Il a peur de devenir fou. Que faire

Il a peur de devenir fou. Que faire?

C’est une crainte qui est loin d’être exceptionnelle à l’adolescence, même si elle ne se formule pas toujours aussi clairement. Elle correspond à une peur caractéristique des enfants de cet âge : celle de perdre le contrôle de soi. Elle reflète bien les fortes pressions auxquelles est soumise la personnalité de l’adolescent du fait de la puberté : pression de la montée en puissance des désirs et des appétits en tous genres; pression des contraintes externes et de la nécessité de ménager l’amour des parents; pression liée aux contradictions dont l’adolescent est porteur, à son besoin des autres qui s’oppose à son désir de se suffire à lui-même.
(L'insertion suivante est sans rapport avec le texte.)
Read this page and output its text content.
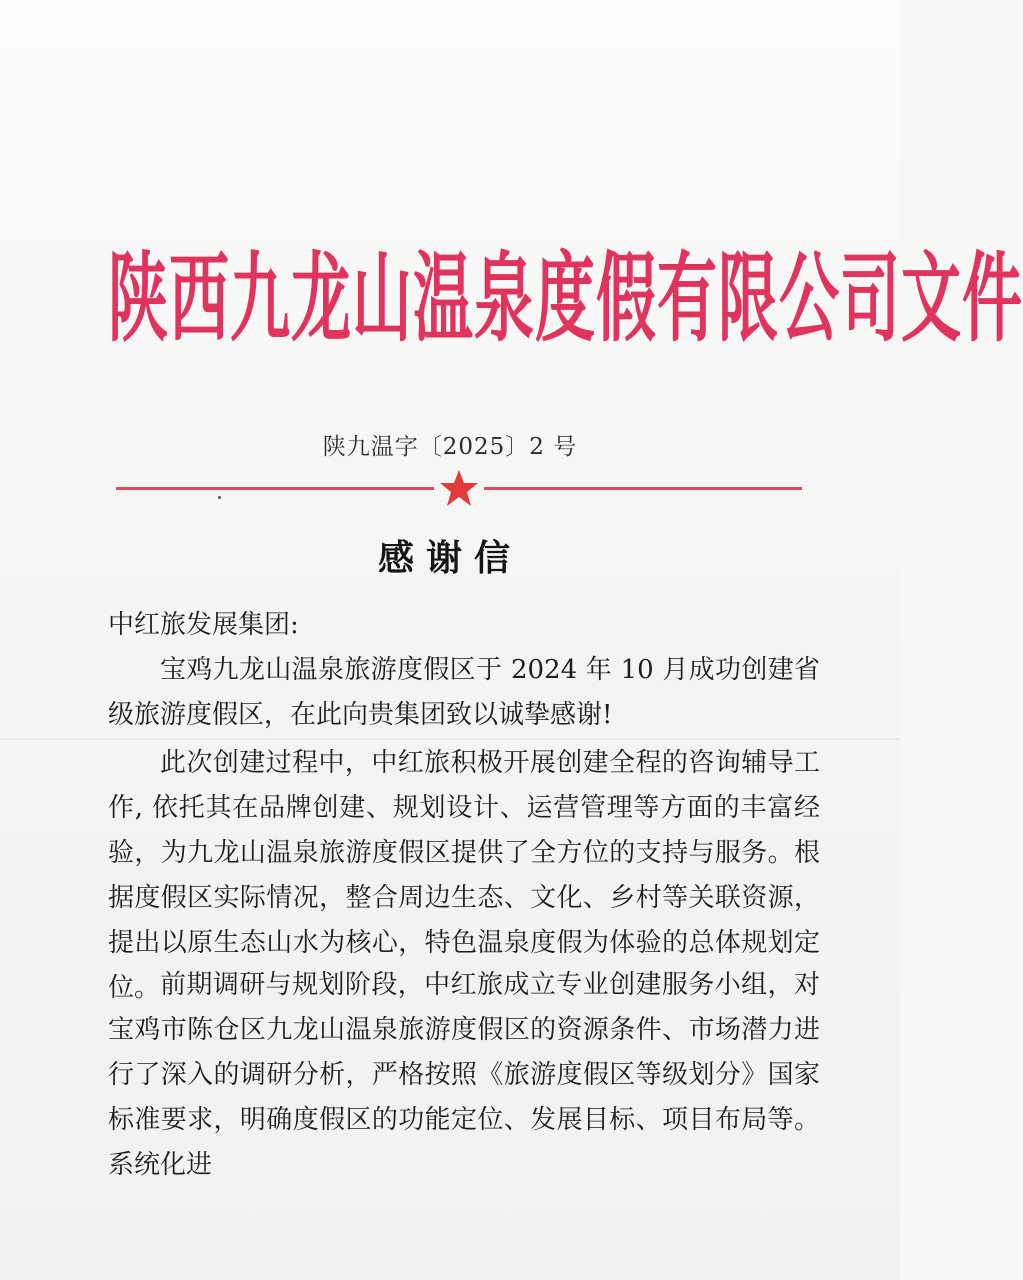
陕西九龙山温泉度假有限公司文件
陕九温字〔2025〕2 号
感谢信
中红旅发展集团:
宝鸡九龙山温泉旅游度假区于 2024 年 10 月成功创建省级旅游度假区，在此向贵集团致以诚挚感谢!
此次创建过程中，中红旅积极开展创建全程的咨询辅导工作, 依托其在品牌创建、规划设计、运营管理等方面的丰富经验，为九龙山温泉旅游度假区提供了全方位的支持与服务。根据度假区实际情况，整合周边生态、文化、乡村等关联资源，提出以原生态山水为核心，特色温泉度假为体验的总体规划定位。 前期调研与规划阶段，中红旅成立专业创建服务小组，对宝鸡市陈仓区九龙山温泉旅游度假区的资源条件、市场潜力进行了深入的调研分析，严格按照《旅游度假区等级划分》国家标准要求，明确度假区的功能定位、发展目标、项目布局等。系统化进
Ses contradictions peuvent aisément lui donner le sentiment qu’il ne peut plus les contenir et qu’il va exploser : c’est ce qu’il nomme «folie». L’adolescent aura d’autant plus tendance à exprimer son malaise par une forme de violence explosive qu’il aura plus de mal à mettre des mots sur ce qu’il vit, et donc à le comprendre.

On appelle généralement folie ce que l’on ne comprend pas. C’est dire si cette peur relativement banale est, dans la majorité des cas, bien éloignée de la folie comme maladie. Ce n’est pas une raison pour prendre la crainte de l’adolescent à la légère; la meilleure réponse que l’on puisse lui fournir est de l’aider à comprendre ce qui se passe en lui et à mettre des mots sur ce qu’il ne fait que subir pour enfin l’apprivoiser.

Il surfe sur le Net

Il surfe sur le Net.

Internet représente pour le moment le sommet des moyens de communication modernes. Comme le téléphone, les jeux vidéo, la télévision ou les jeux de rôle, il peut tout à la fois faciliter la communication
– ce qui est théoriquement son rôle — ou être un moyen pour l’adolescent de s’enfermer dans un monde virtuel. Car c’est une forme de communication sur laquelle l’adolescent peut exercer un contrôle total. Il y dispose à la fois de potentialités quasiment infinies et du choix d’y mettre fin à tout moment, sans avoir à en référer à quiconque. Il n’a pas davantage à se préoccuper des effets de son discours ou du contenu de sa communication sur les autres. Il est seul maître à bord, sans aucun adulte qui puisse s’interposer.

C’est évidemment cette toute-puissance potentielle qui constitue le facteur de risque essentiel. Il faut donc éviter que l’adolescent n’en arrive à s’enfermer dans cette activité et qu’elle ne se transforme en une pseudocommunication. Donc, pour que le Net puisse garder son extraordinaire pouvoir d’ouverture sur le monde sans nuire à l’adolescent, il est préférable qu’il demeure un moyen d’échange et de communication avec son entourage. Plutôt que d’interdire ou de critiquer son usage, il vaut mieux que les adultes en fassent l’objet d’un intérêt partagé, au minimum en s’intéressant à ce qu’en dit l’adolescent et au plaisir qu’il y trouve, ou, mieux, en demandant à l’adolescent de les initier à cette nouvelle technologie s’ils ne sont pas eux-mêmes très au fait de la façon dont le Net fonctionne.
Ce qui ne doit pas empêcher les parents de veiller à ce que l’usage de cet outil soit régulé en le restreignant en fonction de l’âge et de la maturité de l’adolescent. Il existe maintenant des moyens, certes toujours relatifs mais tout de même efficaces, d’interdire l’accès à certains sites, et les parents ont tout intérêt à s’en informer. Il est intéressant de voir combien le Net peut permettre à certains enfants qui ont de grandes difficultés à communiquer de trouver un nouveau moyen de communication tolérable par eux, parce que justement maîtrisable, sans liens émotionnels et physiques avec l’interlocuteur. Ce peut être un progrès pour eux. Pour ce type d’adolescents, il faut en accepter l’usage, même excessif, en espérant qu’ils puissent y devenir performants, ce qui deviendra peut-être, dans un deuxième temps, un atout qui leur permettra de mieux s’insérer dans la vie adulte.
Ce qui pourrait ne pas paraître souhaitable pour un adolescent qui a les moyens d’établir avec les autres une communication dite normale peut devenir une chance pour ceux qui souffrent sur ce plan d’un handicap. Cela n’exclut pas bien entendu, même dans ce dernier cas, que les adultes doivent faire effort pour s’immiscer progressivement dans un lien trop exclusif avec la machine.